After one or more big pushes to achieve critical deadlines, you’ll become increasingly exhausted and so will many of your team. The big problem is that the last deadline, the one that seemed so critical, wasn’t the end of the challenges or the program.

What is the Truth?
The truth is that working harder only solves very short-term issues. The harsh truth is that working harder will neither address vulnerabilities in your leadership nor underlying issues in the program.

Logic decrees that if all parts of an equation are fixed, nothing can change. To translate this to the world of transformation programs: to achieve a fixed deadline with the same resources means the outcome will change. If the outcome can’t change, the resources or timing have to.

Being able to clearly articulate options that recognise this reality, while still offering choice, is essential to managing the often-conflicting priorities of your executives, yourself, and your team.

What Needs To Be Understood To Work With This Truth?
God, grant me the serenity to accept the things I cannot change, the courage to change the things I can, and the wisdom to know the difference.

This statement was made by Reinhold Niebuhr, a highly respected American theologian who lived in the 20th century. Mr Niebuhr was an intellectual and public commentator who argued for realism with both the political and religious communities.

For me, his words hold especially true for leaders of transformation programs! The organisation you work for will have things that you will not be able to change, and recognising those, rather than expending energy fighting or complaining about them, will save time and effort better spent elsewhere.

Remember, systems have inertia; they don’t easily change. Friction is created when change is initiated. Courage and energy are required for you to challenge the things you can and need to change in order to deliver a successful program.

Changing Your Approach
If you find yourself working harder and longer, the first question is whether you’re working on the right things. Consider the following to help you arrive at an answer:

  • Why do you think you have to work even harder?
  • What is currently causing you to use this approach?
  • Are you avoiding someone or something?
  • And, importantly, what are your other options?

The third point above will challenge you to consider whether you are using your courage in the right way for the right reasons.

In the same way that a major storm will find the parts of your roof that leak, a major transformation program will highlight the areas of your leadership and support structure that are the most vulnerable.
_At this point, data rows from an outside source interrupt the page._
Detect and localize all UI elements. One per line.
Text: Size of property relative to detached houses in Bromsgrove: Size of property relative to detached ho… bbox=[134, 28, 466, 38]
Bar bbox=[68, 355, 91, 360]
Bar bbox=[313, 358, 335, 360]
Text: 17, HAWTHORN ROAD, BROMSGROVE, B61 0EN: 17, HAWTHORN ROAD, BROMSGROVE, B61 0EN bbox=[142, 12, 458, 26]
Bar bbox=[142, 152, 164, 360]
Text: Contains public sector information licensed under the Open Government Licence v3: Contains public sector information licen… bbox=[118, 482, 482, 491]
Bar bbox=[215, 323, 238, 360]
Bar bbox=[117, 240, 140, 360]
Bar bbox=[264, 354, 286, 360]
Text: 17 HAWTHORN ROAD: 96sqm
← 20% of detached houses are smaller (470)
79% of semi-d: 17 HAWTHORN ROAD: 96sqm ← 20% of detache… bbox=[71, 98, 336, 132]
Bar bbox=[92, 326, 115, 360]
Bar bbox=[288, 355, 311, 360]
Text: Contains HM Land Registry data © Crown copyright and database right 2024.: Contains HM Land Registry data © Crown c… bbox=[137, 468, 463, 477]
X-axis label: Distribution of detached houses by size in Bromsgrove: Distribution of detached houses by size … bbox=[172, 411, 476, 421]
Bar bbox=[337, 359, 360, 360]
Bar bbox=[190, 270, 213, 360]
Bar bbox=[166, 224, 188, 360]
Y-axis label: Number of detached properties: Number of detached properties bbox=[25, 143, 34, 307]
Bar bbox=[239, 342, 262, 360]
Identifying these vulnerabilities will allow you to seek the support and techniques that are going to be the most helpful to you in overcoming the challenges you will face.
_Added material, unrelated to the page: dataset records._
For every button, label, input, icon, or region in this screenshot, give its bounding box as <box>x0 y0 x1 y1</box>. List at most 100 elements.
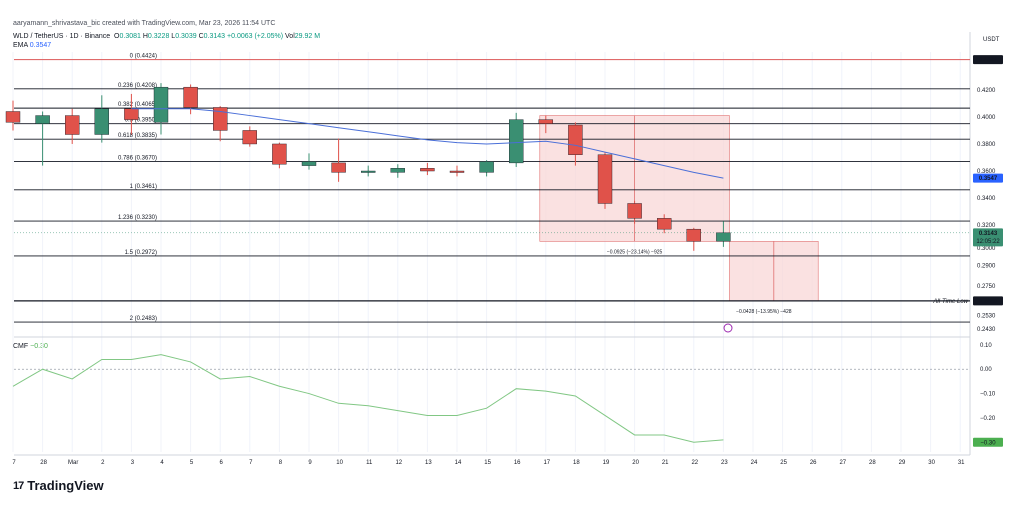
time-tick: 7 <box>12 460 16 466</box>
time-tick: 28 <box>40 460 47 466</box>
ohlc-o-label: O <box>114 33 120 40</box>
time-tick: Mar <box>68 460 78 466</box>
price-tag-countdown: 12:05:22 <box>976 239 1000 245</box>
cmf-legend[interactable]: CMF −0.30 <box>13 343 48 350</box>
cmf-tick: 0.00 <box>980 367 992 373</box>
zone-2-label: −0.0428 (−13.95%) −428 <box>736 309 792 315</box>
price-tag-value: 0.3143 <box>979 231 998 237</box>
time-tick: 21 <box>662 460 669 466</box>
ema-line <box>131 108 724 179</box>
fib-label: 0.382 (0.4065) <box>118 102 157 108</box>
credit-line: aaryamann_shrivastava_bic created with T… <box>13 20 276 27</box>
cmf-value: −0.30 <box>30 343 48 350</box>
candle-body <box>35 115 50 124</box>
ohlc-h-label: H <box>142 33 148 40</box>
time-tick: 14 <box>455 460 462 466</box>
ohlc-close: 0.3143 <box>203 33 226 40</box>
time-tick: 17 <box>543 460 550 466</box>
ohlc-l-label: L <box>171 33 176 40</box>
cmf-label: CMF <box>13 343 29 350</box>
candle-body <box>390 168 405 173</box>
price-tick: 0.3000 <box>977 246 996 252</box>
price-tag-value: 0.4424 <box>979 58 998 64</box>
candle-body <box>686 228 701 242</box>
fib-label: 0.5 (0.3950) <box>125 118 157 124</box>
fib-label: 0.786 (0.3670) <box>118 156 157 162</box>
price-tick: 0.4200 <box>977 88 996 94</box>
time-tick: 4 <box>160 460 164 466</box>
candle-body <box>597 154 613 204</box>
alert-icon <box>723 323 733 333</box>
price-tick: 0.3400 <box>977 196 996 202</box>
candle-body <box>94 108 110 135</box>
time-tick: 30 <box>928 460 935 466</box>
time-tick: 10 <box>336 460 343 466</box>
cmf-tick: 0.10 <box>980 343 992 349</box>
time-tick: 2 <box>101 460 105 466</box>
time-tick: 18 <box>573 460 580 466</box>
time-tick: 31 <box>958 460 965 466</box>
fib-label: 1.236 (0.3230) <box>118 215 157 221</box>
fib-label: 0 (0.4424) <box>130 54 157 60</box>
fib-label: 1 (0.3461) <box>130 184 157 190</box>
candle-body <box>716 232 731 242</box>
symbol-label[interactable]: WLD / TetherUS · 1D · Binance <box>13 33 111 40</box>
price-tick: 0.3800 <box>977 142 996 148</box>
symbol-ohlc-line: WLD / TetherUS · 1D · Binance O0.3081 H0… <box>13 32 320 41</box>
candle-body <box>124 108 139 120</box>
cmf-tick: −0.20 <box>980 416 996 422</box>
time-tick: 7 <box>249 460 253 466</box>
fib-label: 1.5 (0.2972) <box>125 250 157 256</box>
candle-body <box>331 162 346 173</box>
time-tick: 22 <box>691 460 698 466</box>
cmf-line <box>12 354 724 443</box>
ohlc-open: 0.3081 <box>119 33 141 40</box>
price-tag-value: 0.3547 <box>979 176 998 182</box>
ema-legend[interactable]: EMA 0.3547 <box>13 41 51 50</box>
cmf-tick: −0.10 <box>980 392 996 398</box>
candle-body <box>509 119 524 164</box>
price-tick: 0.3600 <box>977 169 996 175</box>
price-tag-bg <box>973 173 1003 183</box>
all-time-low-label: All-Time Low <box>932 299 968 305</box>
time-tick: 26 <box>810 460 817 466</box>
price-tick: 0.2530 <box>977 314 996 320</box>
price-tick: 0.2750 <box>977 284 996 290</box>
time-tick: 24 <box>751 460 758 466</box>
cmf-tag-value: −0.30 <box>980 440 996 446</box>
ohlc-change: +0.0063 (+2.05%) <box>227 33 284 40</box>
ema-value: 0.3547 <box>29 42 52 49</box>
price-tick: 0.3200 <box>977 223 996 229</box>
time-tick: 23 <box>721 460 728 466</box>
candle-body <box>627 203 642 219</box>
candle-body <box>301 161 317 166</box>
time-tick: 28 <box>869 460 876 466</box>
candle-body <box>64 115 80 135</box>
time-tick: 16 <box>514 460 521 466</box>
price-tag-bg <box>973 55 1003 65</box>
zone-1-label: −0.0925 (−23.14%) −925 <box>607 249 663 255</box>
time-tick: 8 <box>279 460 283 466</box>
volume-label: Vol <box>285 33 295 40</box>
time-tick: 19 <box>603 460 610 466</box>
candle-body <box>183 86 198 108</box>
tradingview-brand[interactable]: 17 TradingView <box>13 478 104 493</box>
candle-body <box>420 168 435 172</box>
candle-body <box>272 143 287 165</box>
price-tag-bg <box>973 296 1003 306</box>
time-tick: 3 <box>131 460 135 466</box>
price-tick: 0.2900 <box>977 264 996 270</box>
time-tick: 6 <box>220 460 224 466</box>
brand-name: TradingView <box>27 478 104 493</box>
time-tick: 29 <box>899 460 906 466</box>
tradingview-logo-icon: 17 <box>13 479 24 492</box>
time-tick: 20 <box>632 460 639 466</box>
ohlc-c-label: C <box>198 33 204 40</box>
ohlc-high: 0.3228 <box>147 33 170 40</box>
candle-body <box>242 130 258 145</box>
candle-body <box>212 107 228 131</box>
candle-body <box>361 170 376 173</box>
candle-body <box>538 119 553 124</box>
Working harder, rather than taking time to consider a broader set of options, can be driven by the desire to avoid taking certain actions – especially in areas of leadership that you find challenging.

Identifying the root cause of your tendency to rely on working extra hours is the first step to changing your approach.

Support and coaching to assist with this identification process, as well as exploring alternative ways of working, are likely to have major benefits for your health and well-being. You will also be setting a powerful example to your team, with flow-on benefits for the whole program.